ChatGPT Plus原本为那些需求明确的核心人群准备,用户每月花费20美元,可以优先获得更丰富和高效的服务。然而,购买用户如此之多,ChatGPT算力资源不堪重负,以至于OpenAI本月初以需求量过大为由,暂停售卖一天。
增量用户和收入,正是飞书所渴求的。它的My AI显然难以与强大的ChatGPT、365 Copilot等相提并论,但也有望拉一把艰难跋涉的飞书,并给字节高层展现出更多发展潜力,从而尽可能获得更多的战略资源调配。
今年以来,字节的AI攻势明显加快。但与百度、阿里等公司相比,字节现阶段仍然以搭建团队、招兵买马为主,整体节奏慢了半拍。
其中最引人注目的新援,当属阿里M6大模型负责人杨红霞。她从阿里达摩院离职后,加入字节AI Lab,参与语言生成大模型的研发,向字节Data-AML部门负责人项亮汇报。
但杨红霞加盟字节后,并非所在领域的一号位。据《晚点LatePost》报道,曾担任今日头条CEO的朱文佳是字节大模型的第一负责人。在内部人士眼中,朱文佳拥有“综合的工程和技术管理经验”。
由业务负责人而非科学家担纲大模型,折射出字节发展AI的实用主义倾向。
从公开信息来看,字节对于AI技术在集团内部落地有着明确要求。它的人工智能实验室官网宣称,自己的研究重点是开发为字节内容平台服务的新技术;具体领域则包括自然语言处理、数据挖掘、计算机视觉、机器学习等,且和抖音各业务板块贴合紧密。
而在本轮大模型之争中,以业务需求为原点的做事逻辑被延续下来。据报道,字节大模型的应用场景包括抖音和TikTok的搜索功能,以及AI生成图片视频等。
字节对于技术实用性和落地可能的追求,并非局限在某一研发领域,而是隐然笼罩在整个集团之上,成为上上下下考察和评判业务的隐形标杆。PICO撑不起字节元宇宙的梦想,除了技术、生态方面的原因外,其实与过度看重销量存在关联;而字节AI始终为各个业务打辅助,也让它在大模型赛道上慢了不止一步。
飞书即将推出的My AI,围绕办公场景的实际需求展开,走的仍然是“从场景到技术”的路线。相比之下,OpenAI在起步之初并未设想通用AI的具体场景,直到ChatGPT-3版本之后,这一划时代技术的战略图景才被勾勒出来,并被生态内的众多参与者落地到无数细分场景中。
在实用主义的指引下,字节AI可以很早就建立商业模式闭环,甚至做到令人满意的ROI和利润率;但这条与OpenAI截然相反的生长路径,很难催生生成式AI的“iPhone时刻”,也给字节AI设置了透明天花板。

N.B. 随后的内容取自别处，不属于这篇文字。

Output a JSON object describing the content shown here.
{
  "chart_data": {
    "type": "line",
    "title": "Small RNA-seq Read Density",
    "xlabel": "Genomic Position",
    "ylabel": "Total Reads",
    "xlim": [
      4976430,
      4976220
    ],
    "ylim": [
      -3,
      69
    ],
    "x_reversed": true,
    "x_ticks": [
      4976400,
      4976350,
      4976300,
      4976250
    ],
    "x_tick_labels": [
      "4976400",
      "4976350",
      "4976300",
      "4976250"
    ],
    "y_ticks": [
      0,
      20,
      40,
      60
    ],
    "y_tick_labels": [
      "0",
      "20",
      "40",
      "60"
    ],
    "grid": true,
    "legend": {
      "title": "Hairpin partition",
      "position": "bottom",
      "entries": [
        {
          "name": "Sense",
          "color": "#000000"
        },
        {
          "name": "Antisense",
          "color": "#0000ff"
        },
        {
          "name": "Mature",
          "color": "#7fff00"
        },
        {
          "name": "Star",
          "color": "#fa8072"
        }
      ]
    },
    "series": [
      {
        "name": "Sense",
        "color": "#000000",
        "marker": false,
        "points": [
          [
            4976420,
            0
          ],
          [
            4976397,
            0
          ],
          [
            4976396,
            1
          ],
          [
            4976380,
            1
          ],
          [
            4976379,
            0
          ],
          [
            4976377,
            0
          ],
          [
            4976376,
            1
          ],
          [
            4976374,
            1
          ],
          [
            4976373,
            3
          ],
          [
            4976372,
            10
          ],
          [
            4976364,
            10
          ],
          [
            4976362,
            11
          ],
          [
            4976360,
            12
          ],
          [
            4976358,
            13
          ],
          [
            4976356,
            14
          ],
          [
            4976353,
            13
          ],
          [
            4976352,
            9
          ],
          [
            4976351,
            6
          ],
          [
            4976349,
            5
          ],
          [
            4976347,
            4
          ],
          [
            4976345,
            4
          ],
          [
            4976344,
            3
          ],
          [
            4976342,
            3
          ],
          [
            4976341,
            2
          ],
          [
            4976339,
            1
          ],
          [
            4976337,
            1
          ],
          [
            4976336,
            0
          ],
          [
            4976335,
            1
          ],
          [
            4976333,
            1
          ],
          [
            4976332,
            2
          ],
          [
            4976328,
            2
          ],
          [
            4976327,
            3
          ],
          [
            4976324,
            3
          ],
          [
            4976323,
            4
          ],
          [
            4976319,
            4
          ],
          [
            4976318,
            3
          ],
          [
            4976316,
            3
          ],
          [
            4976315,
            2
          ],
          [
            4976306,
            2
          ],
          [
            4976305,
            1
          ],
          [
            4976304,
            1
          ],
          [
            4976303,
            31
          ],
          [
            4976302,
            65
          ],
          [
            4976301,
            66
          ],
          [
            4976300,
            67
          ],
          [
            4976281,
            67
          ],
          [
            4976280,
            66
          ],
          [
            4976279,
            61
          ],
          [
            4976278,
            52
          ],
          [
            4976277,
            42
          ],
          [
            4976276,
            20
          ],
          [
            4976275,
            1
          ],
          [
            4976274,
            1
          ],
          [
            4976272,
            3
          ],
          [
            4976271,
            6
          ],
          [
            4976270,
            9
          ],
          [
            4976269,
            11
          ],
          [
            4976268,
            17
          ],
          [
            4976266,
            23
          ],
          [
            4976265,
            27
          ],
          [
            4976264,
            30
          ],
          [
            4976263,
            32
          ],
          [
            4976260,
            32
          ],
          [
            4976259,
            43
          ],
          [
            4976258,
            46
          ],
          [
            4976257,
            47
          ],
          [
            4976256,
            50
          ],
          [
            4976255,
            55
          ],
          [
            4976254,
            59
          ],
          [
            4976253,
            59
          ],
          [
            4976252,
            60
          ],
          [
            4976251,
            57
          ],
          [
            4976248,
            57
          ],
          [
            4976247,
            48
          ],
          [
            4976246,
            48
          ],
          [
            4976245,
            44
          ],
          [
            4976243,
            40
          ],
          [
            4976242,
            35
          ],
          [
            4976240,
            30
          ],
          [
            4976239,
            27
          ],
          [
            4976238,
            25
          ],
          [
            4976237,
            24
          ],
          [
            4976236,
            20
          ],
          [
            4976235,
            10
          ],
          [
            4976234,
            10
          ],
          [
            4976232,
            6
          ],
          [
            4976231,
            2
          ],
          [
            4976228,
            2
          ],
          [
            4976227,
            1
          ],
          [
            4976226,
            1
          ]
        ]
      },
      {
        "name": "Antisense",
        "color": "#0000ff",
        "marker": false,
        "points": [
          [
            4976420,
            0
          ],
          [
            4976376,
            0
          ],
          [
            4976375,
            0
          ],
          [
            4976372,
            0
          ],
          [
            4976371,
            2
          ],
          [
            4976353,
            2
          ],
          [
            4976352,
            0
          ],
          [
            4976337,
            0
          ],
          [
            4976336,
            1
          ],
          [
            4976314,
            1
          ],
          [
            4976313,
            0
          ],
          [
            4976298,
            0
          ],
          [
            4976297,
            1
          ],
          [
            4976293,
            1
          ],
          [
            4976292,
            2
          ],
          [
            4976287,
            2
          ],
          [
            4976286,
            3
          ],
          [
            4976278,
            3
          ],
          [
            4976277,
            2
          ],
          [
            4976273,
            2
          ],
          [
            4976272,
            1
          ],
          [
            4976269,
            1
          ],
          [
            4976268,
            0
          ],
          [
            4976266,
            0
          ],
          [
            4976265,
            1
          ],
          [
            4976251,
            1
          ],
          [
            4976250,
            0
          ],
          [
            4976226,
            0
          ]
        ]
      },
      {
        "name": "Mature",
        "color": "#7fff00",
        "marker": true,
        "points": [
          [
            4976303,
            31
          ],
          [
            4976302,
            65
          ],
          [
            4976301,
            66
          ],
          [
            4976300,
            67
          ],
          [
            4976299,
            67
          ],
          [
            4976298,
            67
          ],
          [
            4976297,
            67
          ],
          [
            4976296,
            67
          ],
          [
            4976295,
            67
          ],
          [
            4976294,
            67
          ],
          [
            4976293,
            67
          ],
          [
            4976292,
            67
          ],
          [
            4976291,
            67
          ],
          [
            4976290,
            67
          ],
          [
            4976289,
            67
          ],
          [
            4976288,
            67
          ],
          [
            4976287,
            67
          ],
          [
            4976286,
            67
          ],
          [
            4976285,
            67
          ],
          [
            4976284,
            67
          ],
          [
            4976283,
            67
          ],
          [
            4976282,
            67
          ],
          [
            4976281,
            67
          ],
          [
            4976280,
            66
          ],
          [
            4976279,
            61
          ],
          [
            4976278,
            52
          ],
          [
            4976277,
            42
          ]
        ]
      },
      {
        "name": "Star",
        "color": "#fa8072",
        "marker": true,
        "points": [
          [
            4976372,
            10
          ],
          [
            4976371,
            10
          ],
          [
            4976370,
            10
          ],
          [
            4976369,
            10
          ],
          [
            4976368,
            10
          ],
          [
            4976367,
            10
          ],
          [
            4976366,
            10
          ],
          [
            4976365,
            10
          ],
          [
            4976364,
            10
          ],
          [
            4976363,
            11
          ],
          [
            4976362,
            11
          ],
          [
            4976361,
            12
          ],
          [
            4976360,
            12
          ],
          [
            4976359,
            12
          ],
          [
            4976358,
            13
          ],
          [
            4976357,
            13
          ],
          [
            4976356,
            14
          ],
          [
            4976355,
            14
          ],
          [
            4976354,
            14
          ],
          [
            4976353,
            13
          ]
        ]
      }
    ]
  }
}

梁汝波在此前的内部会上坦承,字节曾凭借“领先认知”做了一些突破,但最近一两年这种领先不明显了。从字节做AI的轨迹可以管窥,向实用主义的过度倾斜,是这家互联网巨头在认知层面不再领先的关键因素之一。
梁汝波试图做出改变。他认为对于新业务要“持平常心”;但在平常心之前,他也提到了“有想象力”。
对于刚刚把半只脚踏入AI浪潮的飞书而言,平淡业绩之下,“平常心”自然并不缺少;但“想象力”从何而来,能否在飞书乃至整个字节的土壤中生根发芽,仍然是一个有待解答的难题。